About a third of the class is Roman Catholic; two of us are agnostic; there is one atheist (not counting the instructor, who goes to a Unitarian church nonetheless); and the rest are various types of Protestants. So, naturally, first we heard about Roman Catholicism and how they tried to put the burden for everything on the government.

I decided to speak up because no one else would (amazing how no one has the homework done the day a paper is due), and I had research the Presbyterian Church. I was honestly impressed by them. They're more politically active than this college campus, and they even go so far as play with their influence in the economic sphere.

I focused on one strategy in particular during my little schpiel to the class: they will buy large amounts of stock in a company, and then manipulate that company (as shareholders are entitled to do) so that they are sure the company is acting in accordance with God's will.

I think it's brilliant. Their website boasted of forcing an energy company in Ohio to divulge a full report about its emissions, pollution, and climate change. A good use of power, if you ask me.

But no one asked me.

Instead, Captain Conservative spoke up. "That's wrong. That's manipulative."

Me, "It's not manipulative if it's working for God's will." (Of course the look on my face sent the rest of the class into a fit of laughter, which only sent Lieutenant Lynch-the-Liberals further down a spiral of rage.)

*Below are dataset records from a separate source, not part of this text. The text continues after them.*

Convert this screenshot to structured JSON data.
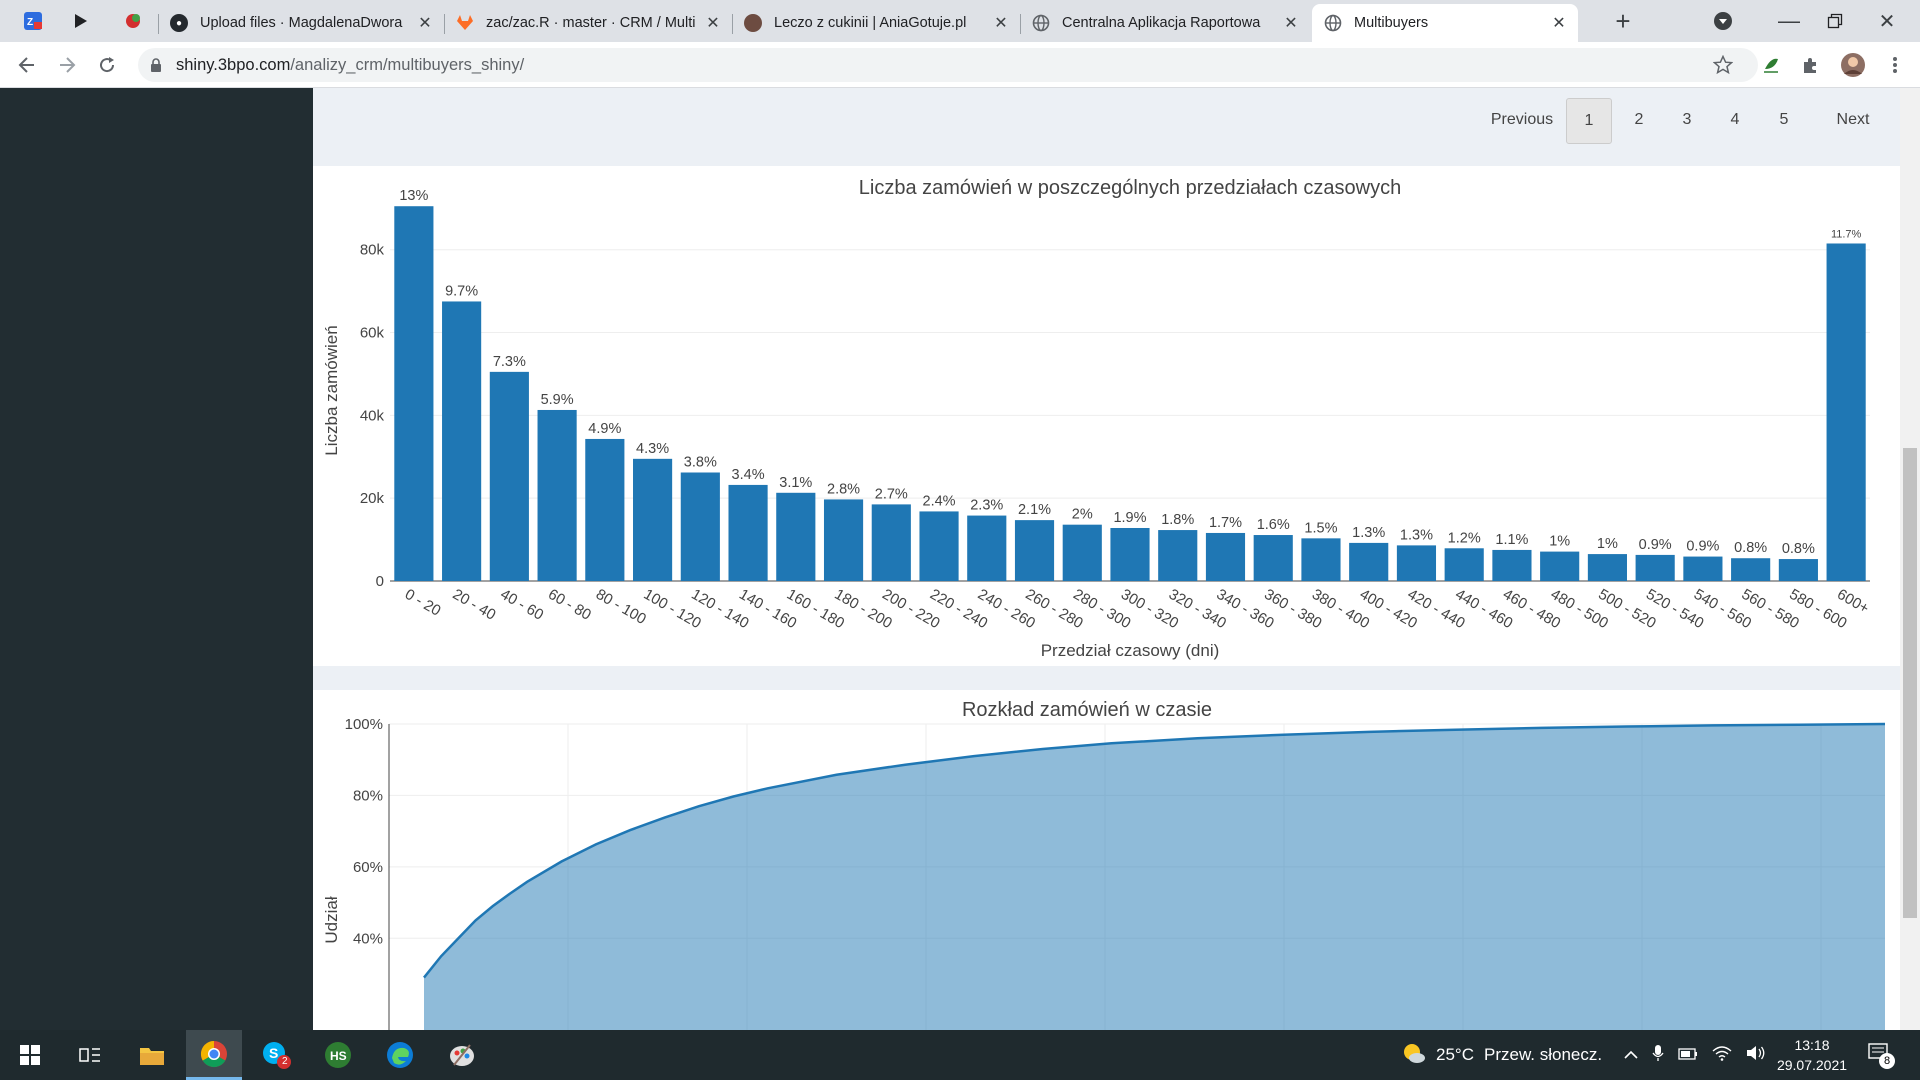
{
  "browser": {
    "tabs": [
      {
        "title": "Upload files · MagdalenaDwora",
        "favicon": "github-icon"
      },
      {
        "title": "zac/zac.R · master · CRM / Multi",
        "favicon": "gitlab-icon"
      },
      {
        "title": "Leczo z cukinii | AniaGotuje.pl",
        "favicon": "avatar-icon"
      },
      {
        "title": "Centralna Aplikacja Raportowa",
        "favicon": "globe-icon"
      },
      {
        "title": "Multibuyers",
        "favicon": "globe-icon",
        "active": true
      }
    ],
    "url_host": "shiny.3bpo.com",
    "url_path": "/analizy_crm/multibuyers_shiny/"
  },
  "pager": {
    "previous": "Previous",
    "pages": [
      "1",
      "2",
      "3",
      "4",
      "5"
    ],
    "current": "1",
    "next": "Next"
  },
  "chart_data": [
    {
      "type": "bar",
      "title": "Liczba zamówień w poszczególnych przedziałach czasowych",
      "xlabel": "Przedział czasowy (dni)",
      "ylabel": "Liczba zamówień",
      "ylim": [
        0,
        92000
      ],
      "yticks": [
        "0",
        "20k",
        "40k",
        "60k",
        "80k"
      ],
      "ytick_values": [
        0,
        20000,
        40000,
        60000,
        80000
      ],
      "grid": true,
      "color": "#1f77b4",
      "categories": [
        "0 - 20",
        "20 - 40",
        "40 - 60",
        "60 - 80",
        "80 - 100",
        "100 - 120",
        "120 - 140",
        "140 - 160",
        "160 - 180",
        "180 - 200",
        "200 - 220",
        "220 - 240",
        "240 - 260",
        "260 - 280",
        "280 - 300",
        "300 - 320",
        "320 - 340",
        "340 - 360",
        "360 - 380",
        "380 - 400",
        "400 - 420",
        "420 - 440",
        "440 - 460",
        "460 - 480",
        "480 - 500",
        "500 - 520",
        "520 - 540",
        "540 - 560",
        "560 - 580",
        "580 - 600",
        "600+"
      ],
      "values": [
        90500,
        67500,
        50500,
        41300,
        34300,
        29500,
        26200,
        23200,
        21300,
        19700,
        18500,
        16800,
        15800,
        14700,
        13600,
        12800,
        12300,
        11600,
        11100,
        10300,
        9200,
        8600,
        7900,
        7500,
        7100,
        6500,
        6300,
        5900,
        5500,
        5300,
        81500
      ],
      "labels": [
        "13%",
        "9.7%",
        "7.3%",
        "5.9%",
        "4.9%",
        "4.3%",
        "3.8%",
        "3.4%",
        "3.1%",
        "2.8%",
        "2.7%",
        "2.4%",
        "2.3%",
        "2.1%",
        "2%",
        "1.9%",
        "1.8%",
        "1.7%",
        "1.6%",
        "1.5%",
        "1.3%",
        "1.3%",
        "1.2%",
        "1.1%",
        "1%",
        "1%",
        "0.9%",
        "0.9%",
        "0.8%",
        "0.8%",
        "11.7%"
      ]
    },
    {
      "type": "area",
      "title": "Rozkład zamówień w czasie",
      "ylabel": "Udział",
      "ylim": [
        30,
        100
      ],
      "yticks": [
        "40%",
        "60%",
        "80%",
        "100%"
      ],
      "ytick_values": [
        40,
        60,
        80,
        100
      ],
      "grid": true,
      "color": "#1f77b4",
      "x": [
        0,
        10,
        20,
        30,
        40,
        50,
        60,
        80,
        100,
        120,
        140,
        160,
        180,
        200,
        240,
        280,
        320,
        360,
        400,
        450,
        500,
        550,
        600,
        650,
        700,
        750,
        800,
        850
      ],
      "y": [
        29,
        35,
        40,
        45,
        49,
        52.5,
        55.8,
        61.5,
        66.3,
        70.3,
        73.8,
        77,
        79.7,
        82,
        85.8,
        88.6,
        91,
        93,
        94.6,
        96,
        97,
        97.8,
        98.4,
        98.9,
        99.3,
        99.6,
        99.8,
        100
      ]
    }
  ],
  "taskbar": {
    "weather_temp": "25°C",
    "weather_text": "Przew. słonecz.",
    "time": "13:18",
    "date": "29.07.2021",
    "notifications": "8",
    "skype_badge": "2"
  }
}
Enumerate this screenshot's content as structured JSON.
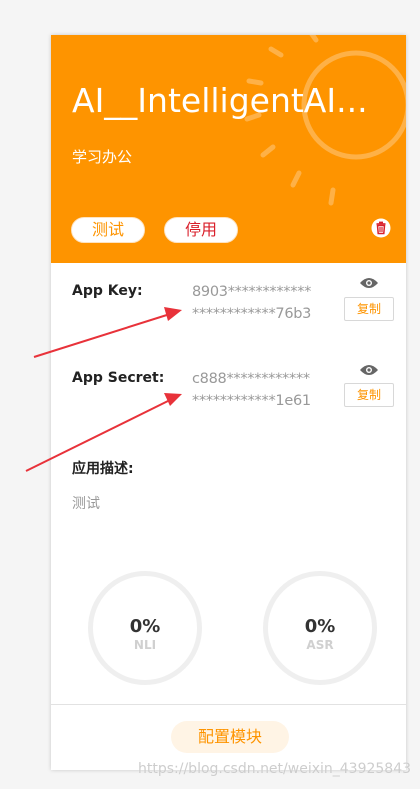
{
  "app": {
    "title": "AI__IntelligentAI...",
    "category": "学习办公",
    "test_label": "测试",
    "disable_label": "停用",
    "icons": {
      "delete": "trash-icon",
      "reveal": "eye-icon"
    }
  },
  "fields": {
    "app_key": {
      "label": "App Key:",
      "line1": "8903************",
      "line2": "************76b3",
      "copy_label": "复制"
    },
    "app_secret": {
      "label": "App Secret:",
      "line1": "c888************",
      "line2": "************1e61",
      "copy_label": "复制"
    }
  },
  "description": {
    "label": "应用描述:",
    "text": "测试"
  },
  "stats": {
    "nli": {
      "value": "0%",
      "label": "NLI"
    },
    "asr": {
      "value": "0%",
      "label": "ASR"
    }
  },
  "footer": {
    "config_label": "配置模块"
  },
  "watermark": "https://blog.csdn.net/weixin_43925843",
  "colors": {
    "accent": "#fe9400",
    "danger": "#d9202b",
    "annotation": "#e8323a"
  }
}
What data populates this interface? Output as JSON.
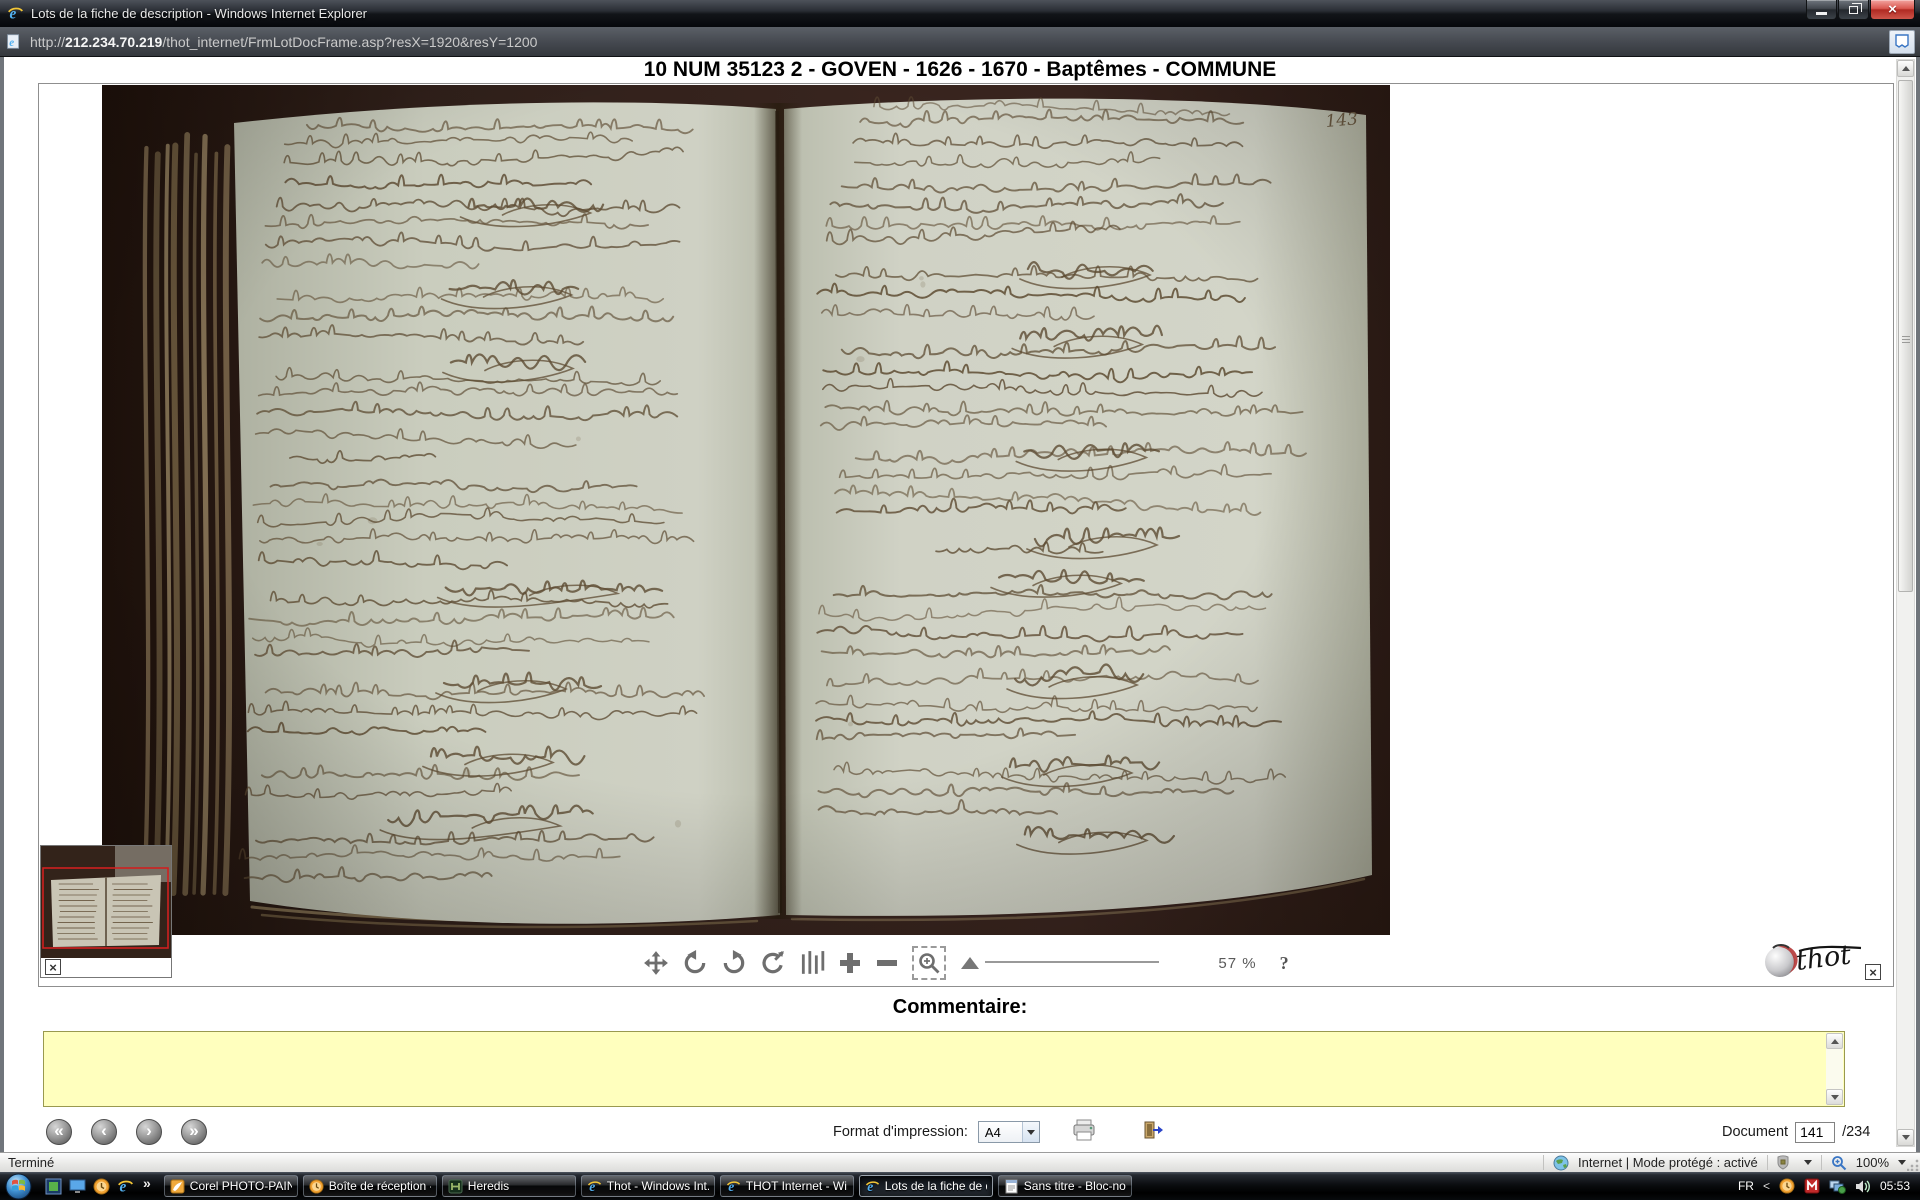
{
  "window": {
    "title": "Lots de la fiche de description - Windows Internet Explorer",
    "url_protocol": "http://",
    "url_host": "212.234.70.219",
    "url_path": "/thot_internet/FrmLotDocFrame.asp?resX=1920&resY=1200"
  },
  "header": {
    "title": "10 NUM 35123 2 - GOVEN - 1626 - 1670 - Baptêmes - COMMUNE"
  },
  "manuscript": {
    "page_number": "143"
  },
  "toolbar": {
    "zoom_level": "57 %",
    "help_label": "?",
    "icons": [
      "pan",
      "rotate-left",
      "rotate-right",
      "rotate-reset",
      "adjust-levels",
      "zoom-in",
      "zoom-out",
      "zoom-select",
      "zoom-slider"
    ]
  },
  "logo": {
    "brand": "thot",
    "close_label": "×"
  },
  "thumbnail": {
    "close_label": "×"
  },
  "comment": {
    "label": "Commentaire:",
    "value": ""
  },
  "footer": {
    "nav_first": "«",
    "nav_prev": "‹",
    "nav_next": "›",
    "nav_last": "»",
    "print_label": "Format d'impression:",
    "print_format": "A4",
    "document_label": "Document",
    "document_number": "141",
    "document_total": "/234"
  },
  "status": {
    "left": "Terminé",
    "zone": "Internet | Mode protégé : activé",
    "browser_zoom": "100%"
  },
  "taskbar": {
    "items": [
      {
        "label": "Corel PHOTO-PAIN...",
        "icon": "corel-photo-paint"
      },
      {
        "label": "Boîte de réception - ...",
        "icon": "outlook"
      },
      {
        "label": "Heredis",
        "icon": "heredis"
      },
      {
        "label": "Thot - Windows Int...",
        "icon": "internet-explorer"
      },
      {
        "label": "THOT Internet - Wi...",
        "icon": "internet-explorer"
      },
      {
        "label": "Lots de la fiche de d...",
        "icon": "internet-explorer",
        "active": true
      },
      {
        "label": "Sans titre - Bloc-notes",
        "icon": "notepad"
      }
    ],
    "overflow_chevron": "»",
    "tray": {
      "language": "FR",
      "chevron": "<",
      "time": "05:53"
    }
  },
  "icons": {
    "ie_letter": "e"
  }
}
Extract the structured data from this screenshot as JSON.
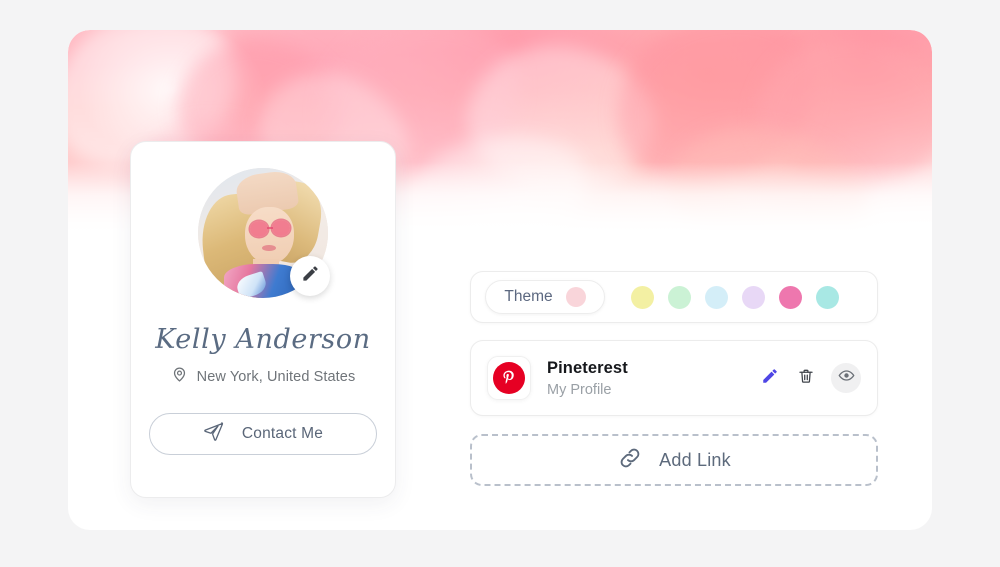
{
  "profile": {
    "name": "Kelly Anderson",
    "location": "New York, United States",
    "location_icon": "map-pin-icon",
    "avatar_edit_icon": "pencil-icon",
    "contact_button_label": "Contact Me",
    "contact_button_icon": "send-plane-icon"
  },
  "theme": {
    "pill_label": "Theme",
    "selected_color": "#F9D5DA",
    "swatches": [
      {
        "name": "yellow",
        "color": "#F3F0A3"
      },
      {
        "name": "mint",
        "color": "#CBF2D5"
      },
      {
        "name": "sky",
        "color": "#D4EEF8"
      },
      {
        "name": "lavender",
        "color": "#E8D8F6"
      },
      {
        "name": "pink",
        "color": "#EE77AE"
      },
      {
        "name": "turquoise",
        "color": "#A8E8E4"
      }
    ]
  },
  "links": [
    {
      "title": "Pineterest",
      "subtitle": "My Profile",
      "logo": "pinterest-icon",
      "logo_color": "#E60023",
      "logo_letter": "P",
      "actions": [
        {
          "name": "edit-link-button",
          "icon": "pencil-icon",
          "color": "#4F46E5"
        },
        {
          "name": "delete-link-button",
          "icon": "trash-icon",
          "color": "#3F434A"
        },
        {
          "name": "toggle-visibility-button",
          "icon": "eye-icon",
          "color": "#6B7077"
        }
      ]
    }
  ],
  "add_link": {
    "label": "Add Link",
    "icon": "chain-link-icon"
  },
  "colors": {
    "page_background": "#F4F4F5",
    "card_background": "#FFFFFF",
    "banner_accent": "#FFAEB8",
    "text_primary": "#16181C",
    "text_muted": "#9AA0A6"
  }
}
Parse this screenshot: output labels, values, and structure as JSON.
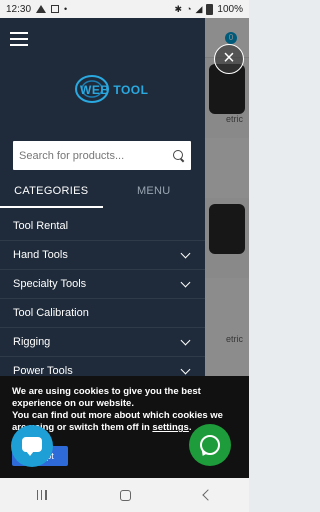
{
  "status": {
    "time": "12:30",
    "battery": "100%"
  },
  "header": {
    "cart_count": "0"
  },
  "logo": {
    "text": "WEB TOOL"
  },
  "search": {
    "placeholder": "Search for products..."
  },
  "tabs": [
    {
      "label": "CATEGORIES"
    },
    {
      "label": "MENU"
    }
  ],
  "menu": {
    "items": [
      {
        "label": "Tool Rental"
      },
      {
        "label": "Hand Tools"
      },
      {
        "label": "Specialty Tools"
      },
      {
        "label": "Tool Calibration"
      },
      {
        "label": "Rigging"
      },
      {
        "label": "Power Tools"
      }
    ]
  },
  "background": {
    "product_text_1": "etric",
    "product_text_2": "etric"
  },
  "cookie": {
    "line1": "We are using cookies to give you the best experience on our website.",
    "line2_start": "You can find out more about which cookies we are using or switch them off in ",
    "settings_link": "settings",
    "line2_end": ".",
    "accept_label": "Accept"
  }
}
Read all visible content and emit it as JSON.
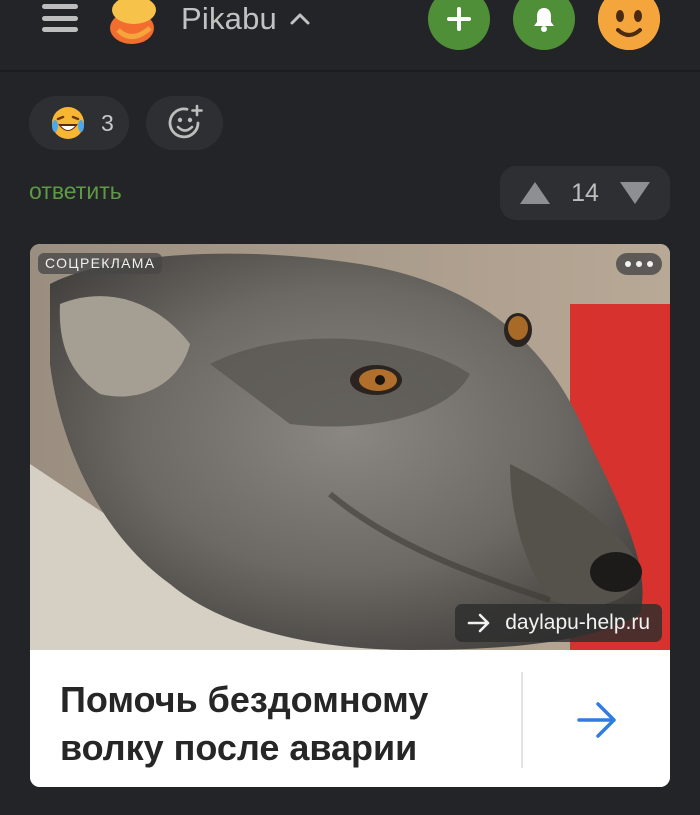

Admiral Abstinence-Eduation-Works then said, "That's just wrong. They shouldn't be manipulative."

Me, "It's not being manipulative. It's being situationally intelligent. Do you have a better suggestion for how they can accomplish their goals?"

Petty Officer Peace-is-for-Pussies then informed me, "No. That's just manipulative. And I'm not Presbyterian. I don't have to approve what they do."

With that, Corporal Close-Mindedness packed up his books and glared at me until it was time to leave class.

Now what the hell am I supposed to do with that? How am I supposed to be his new big sister and best friend if he shuts down as soon as I suggest that we should take steps to care for one another? I was so looking forward to beginning a friendship with him, that I fear life is pointless now. . .

"Ohhhh, Connieeeee, come out and play with me. . . Bring your rifles three. . . Climb up my apple tree. . . Slide down my rainbow. . . Into the bunker door. . . and we'll be jolly friends. . . forever More. More. More."

*sigh*

Who am I supposed to invite to my tea party now? No one else has the exclusive Rootin' Tootin' Gun-Totin' Missile-Droppin' Civilian-Killin' Submissive Godly Woman Barbie.* Damn thing sold out within ten minutes nationwide.






*All rights reserved. Copyright 2006, Commission for a Conservative Empire, formerly known as the George W. Bush Reelection Committee. Small parts may not be appropriate for children. Remote detonator sold separately. Remove all explosive components before giving to small children or Republicans. Also available as a life-size blow-up doll.

1 Comments:

At 2/04/2006 1:48 PM, Blogger theaveragejoeisamoron said...

FBM, I highly doubt you would find yourself in a position above the Conservative Cadet. You know just as little about social welfare policy as he. And let's face it: I'm the HBIC. Not much you can do about that. (Especially when you gave me the title.)